En el caso contrario, ningún hombre cuando ve a una fea se queda mirándola perplejo, ni alucinado, y menos va a gritar: “esa es la mujer de mi vida, la madre de mis hijos, me caso”. No conozco al primero. En realidad a las mujeres feas les aguarda un panorama intrincado en el terreno de la seducción. Y cuando lo logran, dicen, son las mejores. Un amigo me decía que le encantaban las feas y que se había convertido en todo un experto en ellas, porque son agradecidas. Las feas lo hacen con arrojo, no se guardan nada, saben que se pueden estar jugando su última
carta, así que se juegan todos sus restos.

Es una crueldad. Cuando un hombre juega a la seducción con una fea por lo general lo hace como un pasatiempo. Y mientras ella seguramente aguarda que los resultados de su faena amorosa se traduzcan en una relación estable —o, cuando menos, en la llamada de cortesía del día siguiente—, el hombre continuará en la eterna búsqueda para encontrar en un rostro hermoso el fantasma de la mujer que le exigieron desde la infancia. Siempre se cree que en esa mujer bella están las claves de la felicidad. Es como una forma de asemejar belleza con felicidad. La búsqueda puede ser eterna, tal vez la muerte lo sorprenda antes de encontrarla. “Los hombres persiguen a las mujeres porque tienen miedo de morirse”, decía Olivia Dukakis en una película.

Ciclón sexual
“Mientras aparece la mujer ideal uno se casa con otra”, dicen por ahí. Y creo que aquí radica la trampa del amor.
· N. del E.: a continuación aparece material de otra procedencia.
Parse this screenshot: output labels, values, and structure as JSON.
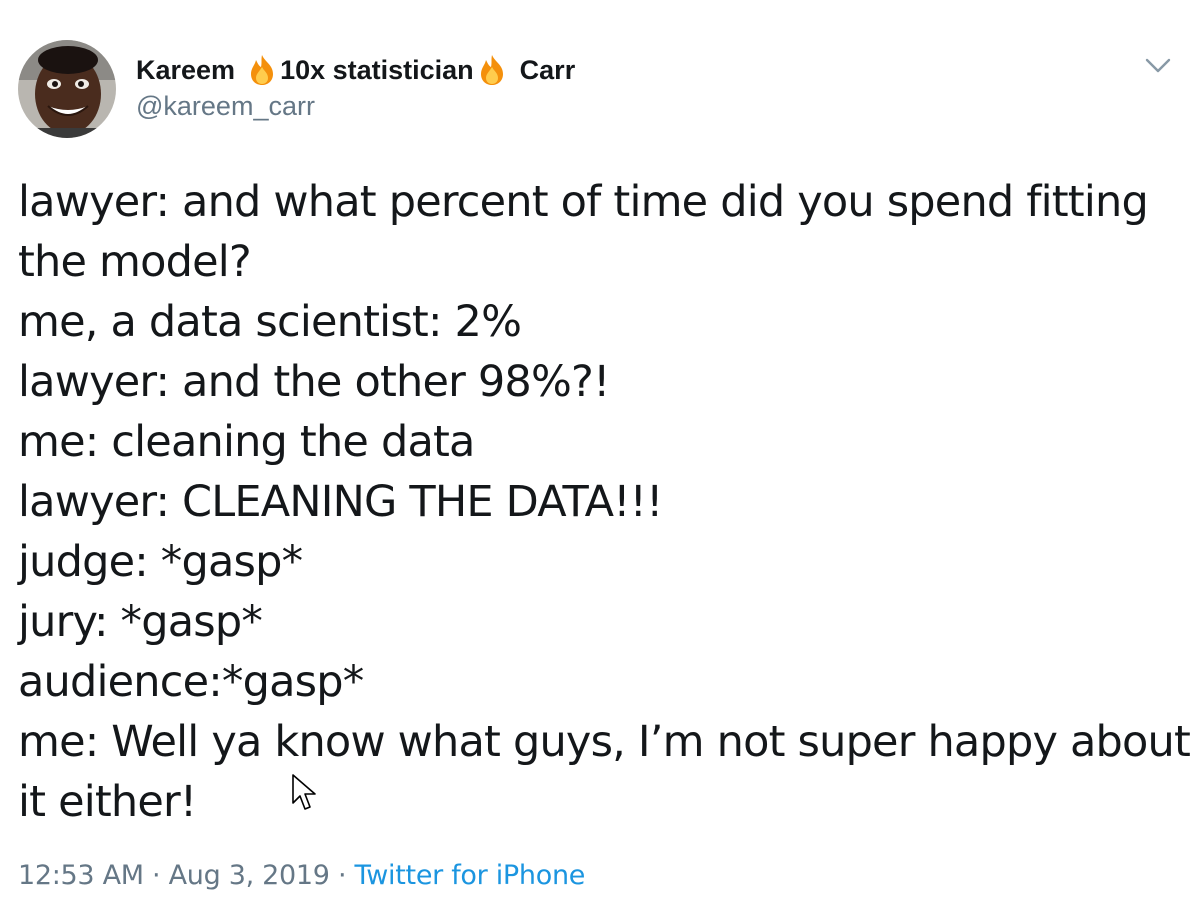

Cuando menos este principio me sirvió como eje argumental de Yo soy Betty, la fea, la historia de un hombre que, como todos, busca la felicidad en las mujeres bellas. Y en esa búsqueda infinita, se encuentra con una mujer que, está seguro, no es la mujer de su vida, empezando por el simple e inexorable hecho de que es fea. Y vive con ella, como muchos, con mujeres que no son las soñadas, un periodo que considera transitorio mientras aparece la mujer ideal.
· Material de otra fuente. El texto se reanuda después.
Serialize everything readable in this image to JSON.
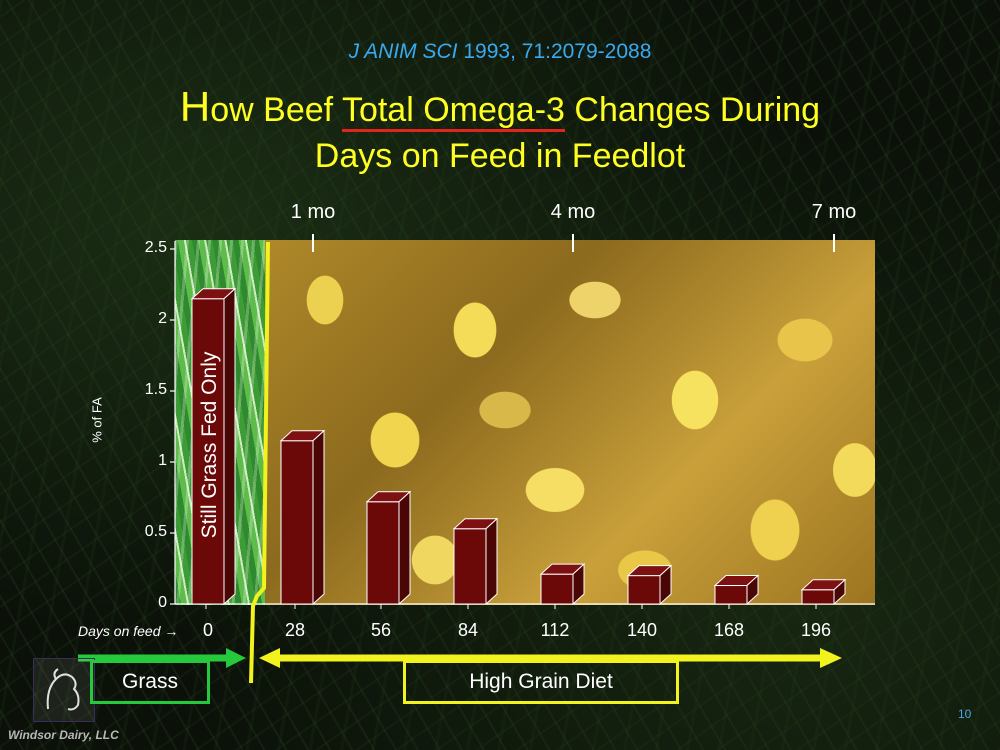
{
  "citation": {
    "journal": "J ANIM SCI",
    "rest": " 1993, 71:2079-2088"
  },
  "title": {
    "first_letter": "H",
    "part1": "ow Beef ",
    "underlined": "Total Omega-3",
    "part2": " Changes During",
    "line2": "Days on Feed in Feedlot"
  },
  "months": [
    {
      "label": "1 mo",
      "day": 28
    },
    {
      "label": "4 mo",
      "day": 112
    },
    {
      "label": "7 mo",
      "day": 196
    }
  ],
  "bar_label_grass": "Still  Grass  Fed  Only",
  "days_on_feed_label": "Days on feed →",
  "grass_label": "Grass",
  "grain_label": "High  Grain  Diet",
  "footer": "Windsor Dairy, LLC",
  "page_number": "10",
  "colors": {
    "bar": "#6b0808",
    "title": "#ffff22",
    "citation": "#39a9f0",
    "grass_arrow": "#25c93b",
    "grain_arrow": "#f2f21e"
  },
  "chart_data": {
    "type": "bar",
    "categories": [
      "0",
      "28",
      "56",
      "84",
      "112",
      "140",
      "168",
      "196"
    ],
    "values": [
      2.15,
      1.15,
      0.72,
      0.53,
      0.21,
      0.2,
      0.13,
      0.1
    ],
    "xlabel": "Days on feed",
    "ylabel": "% of FA",
    "ylim": [
      0,
      2.5
    ],
    "yticks": [
      "0",
      "0.5",
      "1",
      "1.5",
      "2",
      "2.5"
    ]
  }
}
En medio del juego, se va enredando, poco a poco, en las telarañas de la sensualidad de aquella mujer que ama en la oscuridad. No se encuentra con el ciclón sexual del que habla mi amigo, sino que más bien se sumerge en un cuerpo que lo anhela, en medio de una dulzura maravillosa. Con ella navega en un mar oscuro e incierto, experimentando sensaciones desconocidas, que con el alba no son otra cosa que las claves de su propia sexualidad. Tarda mucho en reconocer que está atrapado en la naturaleza asimétrica de aquella mujer, en su selva de sentimientos y en la geografía de su cuerpo en la que se extravía cada vez que la posee.
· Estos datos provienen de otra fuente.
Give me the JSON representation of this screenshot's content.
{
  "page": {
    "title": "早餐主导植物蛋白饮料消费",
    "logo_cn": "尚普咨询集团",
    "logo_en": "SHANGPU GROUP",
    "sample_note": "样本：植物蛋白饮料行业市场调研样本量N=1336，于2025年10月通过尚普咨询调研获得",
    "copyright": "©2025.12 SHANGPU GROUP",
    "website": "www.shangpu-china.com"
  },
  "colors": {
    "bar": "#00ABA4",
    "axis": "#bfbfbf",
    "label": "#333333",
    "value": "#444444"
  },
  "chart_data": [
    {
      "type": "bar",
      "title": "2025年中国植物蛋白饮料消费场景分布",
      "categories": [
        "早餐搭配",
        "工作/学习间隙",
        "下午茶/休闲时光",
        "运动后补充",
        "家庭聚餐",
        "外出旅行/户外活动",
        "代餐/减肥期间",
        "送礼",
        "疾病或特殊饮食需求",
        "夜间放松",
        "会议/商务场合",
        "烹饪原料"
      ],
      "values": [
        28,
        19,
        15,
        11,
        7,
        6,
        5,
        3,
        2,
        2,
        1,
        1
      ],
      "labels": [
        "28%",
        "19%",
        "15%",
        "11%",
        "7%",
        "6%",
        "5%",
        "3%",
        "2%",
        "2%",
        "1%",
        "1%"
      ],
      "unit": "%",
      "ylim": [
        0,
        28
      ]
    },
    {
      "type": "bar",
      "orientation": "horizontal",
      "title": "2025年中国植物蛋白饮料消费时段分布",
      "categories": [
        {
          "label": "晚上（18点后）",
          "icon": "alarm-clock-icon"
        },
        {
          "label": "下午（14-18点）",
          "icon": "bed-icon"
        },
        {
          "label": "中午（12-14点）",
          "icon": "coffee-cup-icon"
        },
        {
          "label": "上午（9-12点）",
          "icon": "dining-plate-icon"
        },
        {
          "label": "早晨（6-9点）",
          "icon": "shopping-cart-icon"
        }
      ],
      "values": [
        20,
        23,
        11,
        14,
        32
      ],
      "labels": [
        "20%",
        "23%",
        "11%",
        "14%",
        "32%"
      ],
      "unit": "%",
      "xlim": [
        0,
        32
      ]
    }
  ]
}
Cuando acepta que no es la mujer que le inculcaron, ni con la que soñó, pero que es la mujer de la que no quiere separarse ni un solo instante, entonces desiste de buscar a la mujer bella que se comprometió a encontrar, termina su ansiedad, encuentra la paz. Tal vez, descubre, entonces, que el fantasma de aquella mujer que lleva desde niño está allí, durmiendo a su lado, bajo una piel que no fue la prometida, pero que es la que anhela.